Applications and market impact of fumaric acid
Uses in food, feed, and personal care
Fumaric acid is found in many things we use daily. It is in foods, drinks, animal feed, and personal care items. It helps make food taste better and last longer. Bakers use it to improve bread and cakes. Juice makers add it for a fruity taste. In jams and jellies, it keeps the texture smooth and the color bright. Animal experts use it to help animals digest food and grow strong. Personal care brands put it in skin and hair products for gentle cleaning and conditioning.
| Product Category | Application Description |
|---|---|
| Food | Adds flavor and acts as a preservative in many foods |
| Animal Nutrition | Improves digestion and growth in animal feed |
| Personal Care | Used in cosmetics for skin and hair benefits |
| Bakery Products | Enhances flavor and texture in baked goods |
| Jams and Jellies | Improves texture and extends shelf life |
| Beverages | Adds tartness and stability to drinks |
| Hair and Skin Care | Used in gentle exfoliating and conditioning products |
| Makeup | Helps with texture and stability in cosmetics |
Note: Fumaric acid is used in over 40% of food and drink processing. The food grade type makes up more than half of the market. This shows how important it is for keeping food fresh.
Industrial and pharmaceutical applications
Factories use fumaric acid to make many useful products. It helps make special resins for coatings and building things. Plastic makers use it to make plastics stronger and more flexible. Doctors use it in medicines for skin and nerve problems. It is also in drugs for malaria and pain. Cosmetic companies use it because it helps protect skin.
- Used in special resins for coatings and construction
- Helps make plastics and plasticizers
- Included in medicines for skin and nerve problems
- Improves animal feed for better health
- Found in cosmetics for skin protection
NORBIDAR’s role in global supply
NORBIDAR is a top company that sells high-quality fumaric acid. They help food, drink, animal feed, medicine, and factory markets. NORBIDAR uses advanced methods to make sure their product is pure and safe. Their fumaric acid helps people all over the world make better food, safer medicine, and stronger materials.

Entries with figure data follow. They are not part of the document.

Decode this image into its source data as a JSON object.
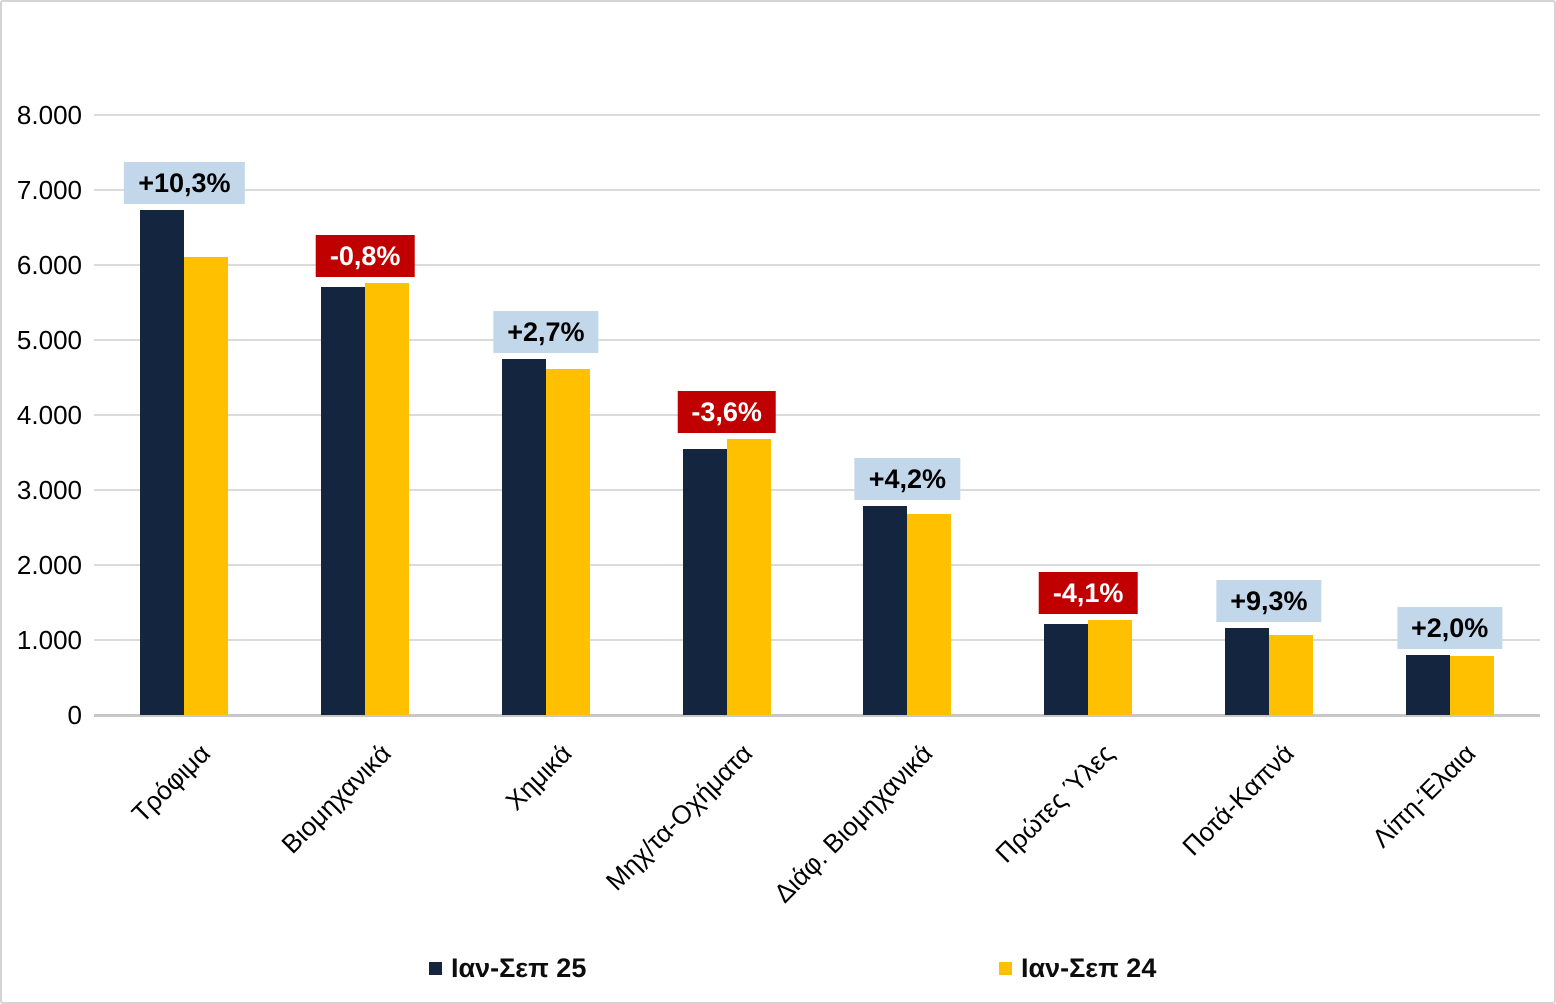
{
  "chart_data": {
    "type": "bar",
    "title": "",
    "categories": [
      "Τρόφιμα",
      "Βιομηχανικά",
      "Χημικά",
      "Μηχ/τα-Οχήματα",
      "Διάφ. Βιομηχανικά",
      "Πρώτες Ύλες",
      "Ποτά-Καπνά",
      "Λίπη-Έλαια"
    ],
    "series": [
      {
        "name": "Ιαν-Σεπ 25",
        "color": "#14263f",
        "values": [
          6730,
          5710,
          4740,
          3550,
          2790,
          1210,
          1165,
          800
        ]
      },
      {
        "name": "Ιαν-Σεπ 24",
        "color": "#ffc000",
        "values": [
          6100,
          5755,
          4615,
          3680,
          2680,
          1262,
          1065,
          785
        ]
      }
    ],
    "change_labels": [
      {
        "text": "+10,3%",
        "sentiment": "positive"
      },
      {
        "text": "-0,8%",
        "sentiment": "negative"
      },
      {
        "text": "+2,7%",
        "sentiment": "positive"
      },
      {
        "text": "-3,6%",
        "sentiment": "negative"
      },
      {
        "text": "+4,2%",
        "sentiment": "positive"
      },
      {
        "text": "-4,1%",
        "sentiment": "negative"
      },
      {
        "text": "+9,3%",
        "sentiment": "positive"
      },
      {
        "text": "+2,0%",
        "sentiment": "positive"
      }
    ],
    "y_axis": {
      "min": 0,
      "max": 8000,
      "step": 1000,
      "tick_labels": [
        "0",
        "1.000",
        "2.000",
        "3.000",
        "4.000",
        "5.000",
        "6.000",
        "7.000",
        "8.000"
      ]
    },
    "legend": {
      "position": "bottom",
      "entries": [
        "Ιαν-Σεπ 25",
        "Ιαν-Σεπ 24"
      ]
    },
    "colors": {
      "series1": "#14263f",
      "series2": "#ffc000",
      "positive_label_bg": "#c3d7eb",
      "positive_label_text": "#000000",
      "negative_label_bg": "#c00000",
      "negative_label_text": "#ffffff",
      "gridline": "#dbdbdb",
      "baseline": "#c7c7c7"
    },
    "grid": true
  }
}
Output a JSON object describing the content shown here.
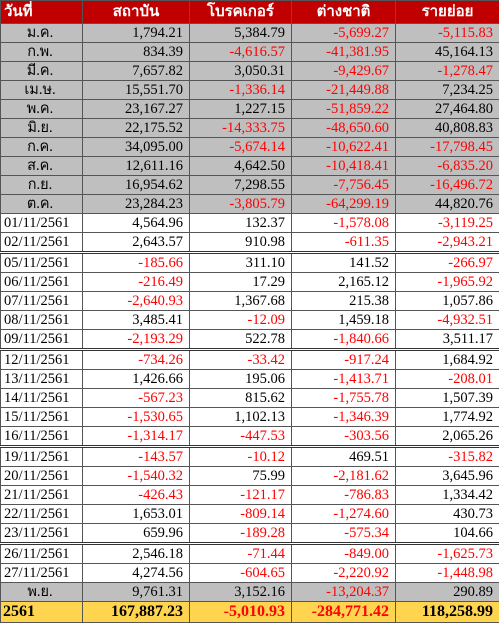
{
  "headers": [
    "วันที่",
    "สถาบัน",
    "โบรคเกอร์",
    "ต่างชาติ",
    "รายย่อย"
  ],
  "monthly": [
    {
      "label": "ม.ค.",
      "values": [
        "1,794.21",
        "5,384.79",
        "-5,699.27",
        "-5,115.83"
      ]
    },
    {
      "label": "ก.พ.",
      "values": [
        "834.39",
        "-4,616.57",
        "-41,381.95",
        "45,164.13"
      ]
    },
    {
      "label": "มี.ค.",
      "values": [
        "7,657.82",
        "3,050.31",
        "-9,429.67",
        "-1,278.47"
      ]
    },
    {
      "label": "เม.ษ.",
      "values": [
        "15,551.70",
        "-1,336.14",
        "-21,449.88",
        "7,234.25"
      ]
    },
    {
      "label": "พ.ค.",
      "values": [
        "23,167.27",
        "1,227.15",
        "-51,859.22",
        "27,464.80"
      ]
    },
    {
      "label": "มิ.ย.",
      "values": [
        "22,175.52",
        "-14,333.75",
        "-48,650.60",
        "40,808.83"
      ]
    },
    {
      "label": "ก.ค.",
      "values": [
        "34,095.00",
        "-5,674.14",
        "-10,622.41",
        "-17,798.45"
      ]
    },
    {
      "label": "ส.ค.",
      "values": [
        "12,611.16",
        "4,642.50",
        "-10,418.41",
        "-6,835.20"
      ]
    },
    {
      "label": "ก.ย.",
      "values": [
        "16,954.62",
        "7,298.55",
        "-7,756.45",
        "-16,496.72"
      ]
    },
    {
      "label": "ต.ค.",
      "values": [
        "23,284.23",
        "-3,805.79",
        "-64,299.19",
        "44,820.76"
      ]
    }
  ],
  "daily": [
    {
      "label": "01/11/2561",
      "values": [
        "4,564.96",
        "132.37",
        "-1,578.08",
        "-3,119.25"
      ]
    },
    {
      "label": "02/11/2561",
      "values": [
        "2,643.57",
        "910.98",
        "-611.35",
        "-2,943.21"
      ]
    },
    {
      "label": "05/11/2561",
      "values": [
        "-185.66",
        "311.10",
        "141.52",
        "-266.97"
      ]
    },
    {
      "label": "06/11/2561",
      "values": [
        "-216.49",
        "17.29",
        "2,165.12",
        "-1,965.92"
      ]
    },
    {
      "label": "07/11/2561",
      "values": [
        "-2,640.93",
        "1,367.68",
        "215.38",
        "1,057.86"
      ]
    },
    {
      "label": "08/11/2561",
      "values": [
        "3,485.41",
        "-12.09",
        "1,459.18",
        "-4,932.51"
      ]
    },
    {
      "label": "09/11/2561",
      "values": [
        "-2,193.29",
        "522.78",
        "-1,840.66",
        "3,511.17"
      ]
    },
    {
      "label": "12/11/2561",
      "values": [
        "-734.26",
        "-33.42",
        "-917.24",
        "1,684.92"
      ]
    },
    {
      "label": "13/11/2561",
      "values": [
        "1,426.66",
        "195.06",
        "-1,413.71",
        "-208.01"
      ]
    },
    {
      "label": "14/11/2561",
      "values": [
        "-567.23",
        "815.62",
        "-1,755.78",
        "1,507.39"
      ]
    },
    {
      "label": "15/11/2561",
      "values": [
        "-1,530.65",
        "1,102.13",
        "-1,346.39",
        "1,774.92"
      ]
    },
    {
      "label": "16/11/2561",
      "values": [
        "-1,314.17",
        "-447.53",
        "-303.56",
        "2,065.26"
      ]
    },
    {
      "label": "19/11/2561",
      "values": [
        "-143.57",
        "-10.12",
        "469.51",
        "-315.82"
      ]
    },
    {
      "label": "20/11/2561",
      "values": [
        "-1,540.32",
        "75.99",
        "-2,181.62",
        "3,645.96"
      ]
    },
    {
      "label": "21/11/2561",
      "values": [
        "-426.43",
        "-121.17",
        "-786.83",
        "1,334.42"
      ]
    },
    {
      "label": "22/11/2561",
      "values": [
        "1,653.01",
        "-809.14",
        "-1,274.60",
        "430.73"
      ]
    },
    {
      "label": "23/11/2561",
      "values": [
        "659.96",
        "-189.28",
        "-575.34",
        "104.66"
      ]
    },
    {
      "label": "26/11/2561",
      "values": [
        "2,546.18",
        "-71.44",
        "-849.00",
        "-1,625.73"
      ]
    },
    {
      "label": "27/11/2561",
      "values": [
        "4,274.56",
        "-604.65",
        "-2,220.92",
        "-1,448.98"
      ]
    }
  ],
  "week_break_before": [
    2,
    7,
    12,
    17
  ],
  "month_summary": {
    "label": "พ.ย.",
    "values": [
      "9,761.31",
      "3,152.16",
      "-13,204.37",
      "290.89"
    ]
  },
  "year_total": {
    "label": "2561",
    "values": [
      "167,887.23",
      "-5,010.93",
      "-284,771.42",
      "118,258.99"
    ]
  },
  "colors": {
    "header_bg": "#c00000",
    "month_row_bg": "#bfbfbf",
    "total_row_bg": "#ffd54f",
    "negative_text": "#ff0000"
  }
}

| Market Segment | Contribution |
|---|---|
| Food | Supplies fumaric acid for food use |
| Beverage | Supplies fumaric acid for beverages |
| Animal Nutrition | Supplies fumaric acid for animal feed |
| Pharmaceuticals | Supplies fumaric acid for medical use |
| Industrial Uses | Supplies fumaric acid for industrial needs |
Tip: NORBIDAR is trusted because they make good products and work with many industries around the world.
Rhizopus species and Bacillus sp. MI-105 help make fumaric acid in a way that is good for the planet. Studies show Rhizopus works better in biofilm reactors. It can also handle changes in the environment. NORBIDAR uses smart ways to make sure their fumaric acid is high quality.

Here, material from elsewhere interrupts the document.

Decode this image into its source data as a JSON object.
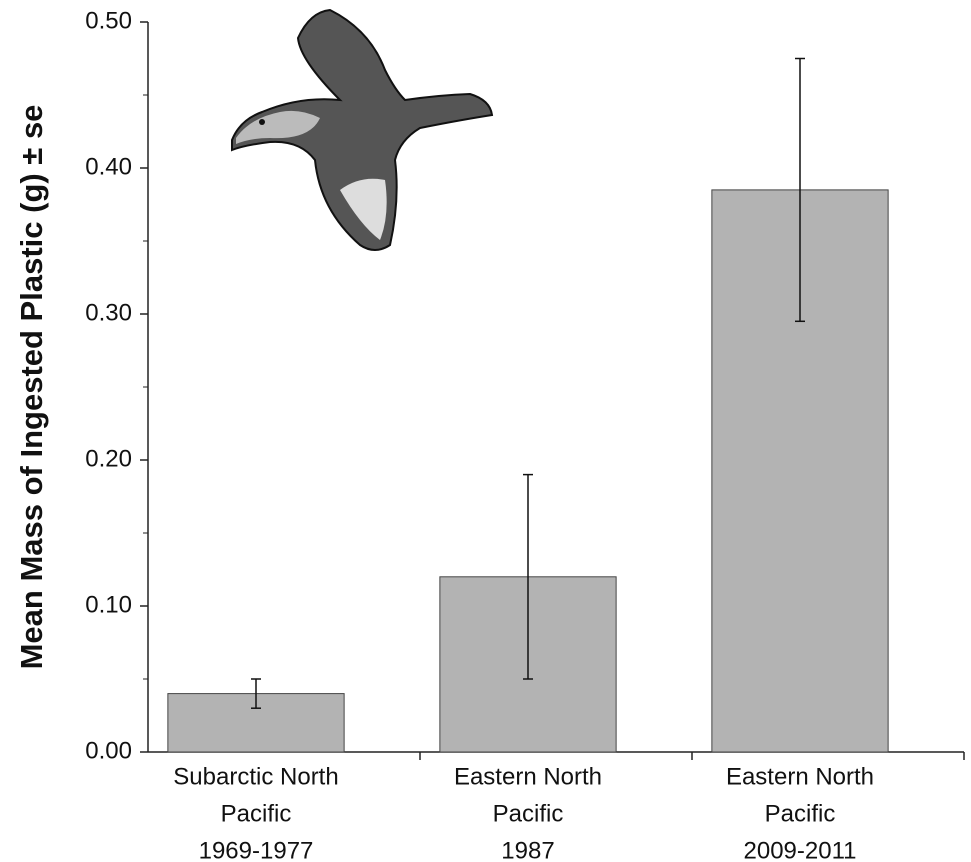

- The world market for fumaric acid may reach USD 1,500 million by 2035.
- More people want fumaric acid for food, medicine, and eco-friendly uses.
- New places like Asia-Pacific and Latin America are helping the market grow.
FAQ
What is fumaric acid used for?
Fumaric acid makes food taste better and last longer. It helps animals stay healthy when added to their feed. It also makes plastics and resins stronger. Many companies put it in personal care items and medicine.

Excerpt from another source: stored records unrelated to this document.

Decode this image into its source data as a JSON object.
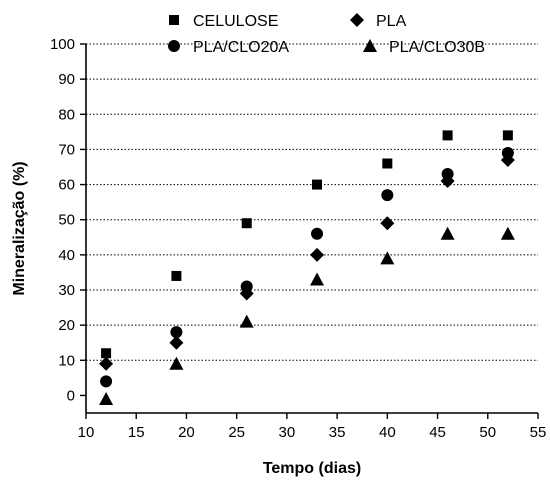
{
  "chart_data": {
    "type": "scatter",
    "xlabel": "Tempo (dias)",
    "ylabel": "Mineralização (%)",
    "xlim": [
      10,
      55
    ],
    "ylim": [
      -5,
      100
    ],
    "xticks": [
      10,
      15,
      20,
      25,
      30,
      35,
      40,
      45,
      50,
      55
    ],
    "yticks": [
      0,
      10,
      20,
      30,
      40,
      50,
      60,
      70,
      80,
      90,
      100
    ],
    "grid": "horizontal-dotted",
    "legend_position": "top",
    "series": [
      {
        "name": "CELULOSE",
        "marker": "square",
        "color": "#000000",
        "x": [
          12,
          19,
          26,
          33,
          40,
          46,
          52
        ],
        "y": [
          12,
          34,
          49,
          60,
          66,
          74,
          74
        ]
      },
      {
        "name": "PLA",
        "marker": "diamond",
        "color": "#000000",
        "x": [
          12,
          19,
          26,
          33,
          40,
          46,
          52
        ],
        "y": [
          9,
          15,
          29,
          40,
          49,
          61,
          67
        ]
      },
      {
        "name": "PLA/CLO20A",
        "marker": "circle",
        "color": "#000000",
        "x": [
          12,
          19,
          26,
          33,
          40,
          46,
          52
        ],
        "y": [
          4,
          18,
          31,
          46,
          57,
          63,
          69
        ]
      },
      {
        "name": "PLA/CLO30B",
        "marker": "triangle",
        "color": "#000000",
        "x": [
          12,
          19,
          26,
          33,
          40,
          46,
          52
        ],
        "y": [
          -1,
          9,
          21,
          33,
          39,
          46,
          46
        ]
      }
    ]
  }
}
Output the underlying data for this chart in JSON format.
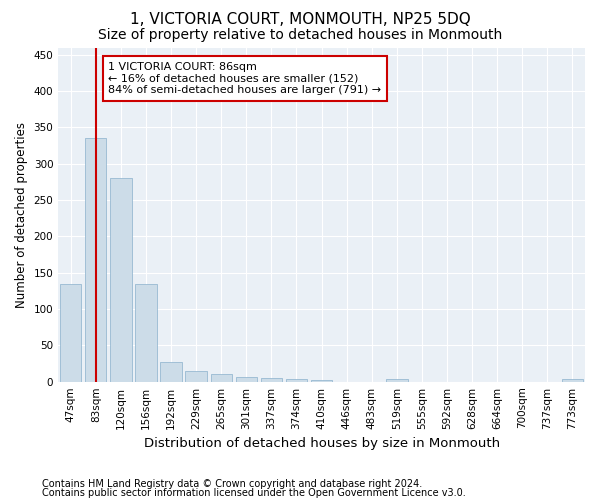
{
  "title": "1, VICTORIA COURT, MONMOUTH, NP25 5DQ",
  "subtitle": "Size of property relative to detached houses in Monmouth",
  "xlabel": "Distribution of detached houses by size in Monmouth",
  "ylabel": "Number of detached properties",
  "bar_color": "#ccdce8",
  "bar_edge_color": "#8ab0cc",
  "vline_color": "#cc0000",
  "vline_x": 1,
  "annotation_text": "1 VICTORIA COURT: 86sqm\n← 16% of detached houses are smaller (152)\n84% of semi-detached houses are larger (791) →",
  "annotation_box_color": "#cc0000",
  "bins": [
    "47sqm",
    "83sqm",
    "120sqm",
    "156sqm",
    "192sqm",
    "229sqm",
    "265sqm",
    "301sqm",
    "337sqm",
    "374sqm",
    "410sqm",
    "446sqm",
    "483sqm",
    "519sqm",
    "555sqm",
    "592sqm",
    "628sqm",
    "664sqm",
    "700sqm",
    "737sqm",
    "773sqm"
  ],
  "values": [
    135,
    335,
    280,
    135,
    27,
    15,
    10,
    6,
    5,
    4,
    3,
    0,
    0,
    4,
    0,
    0,
    0,
    0,
    0,
    0,
    4
  ],
  "ylim": [
    0,
    460
  ],
  "yticks": [
    0,
    50,
    100,
    150,
    200,
    250,
    300,
    350,
    400,
    450
  ],
  "background_color": "#eaf0f6",
  "footer1": "Contains HM Land Registry data © Crown copyright and database right 2024.",
  "footer2": "Contains public sector information licensed under the Open Government Licence v3.0.",
  "title_fontsize": 11,
  "subtitle_fontsize": 10,
  "xlabel_fontsize": 9.5,
  "ylabel_fontsize": 8.5,
  "tick_fontsize": 7.5,
  "annotation_fontsize": 8,
  "footer_fontsize": 7
}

Which microbe makes most commercial fumaric acid?
Rhizopus species, like Rhizopus arrhizus and Rhizopus nigricans, make most commercial fumaric acid. These fungi are good at growing in factories.
Is microbial fumaric acid safe for food?
Food safety groups say microbial fumaric acid is safe. It goes through many tests to check purity and safety. People can use it in food, drinks, and animal feed.
How does NORBIDAR ensure high purity?
NORBIDAR uses special ways to make and clean fumaric acid. They test every batch to make sure it is good. Their process gives fumaric acid that is over 99% pure.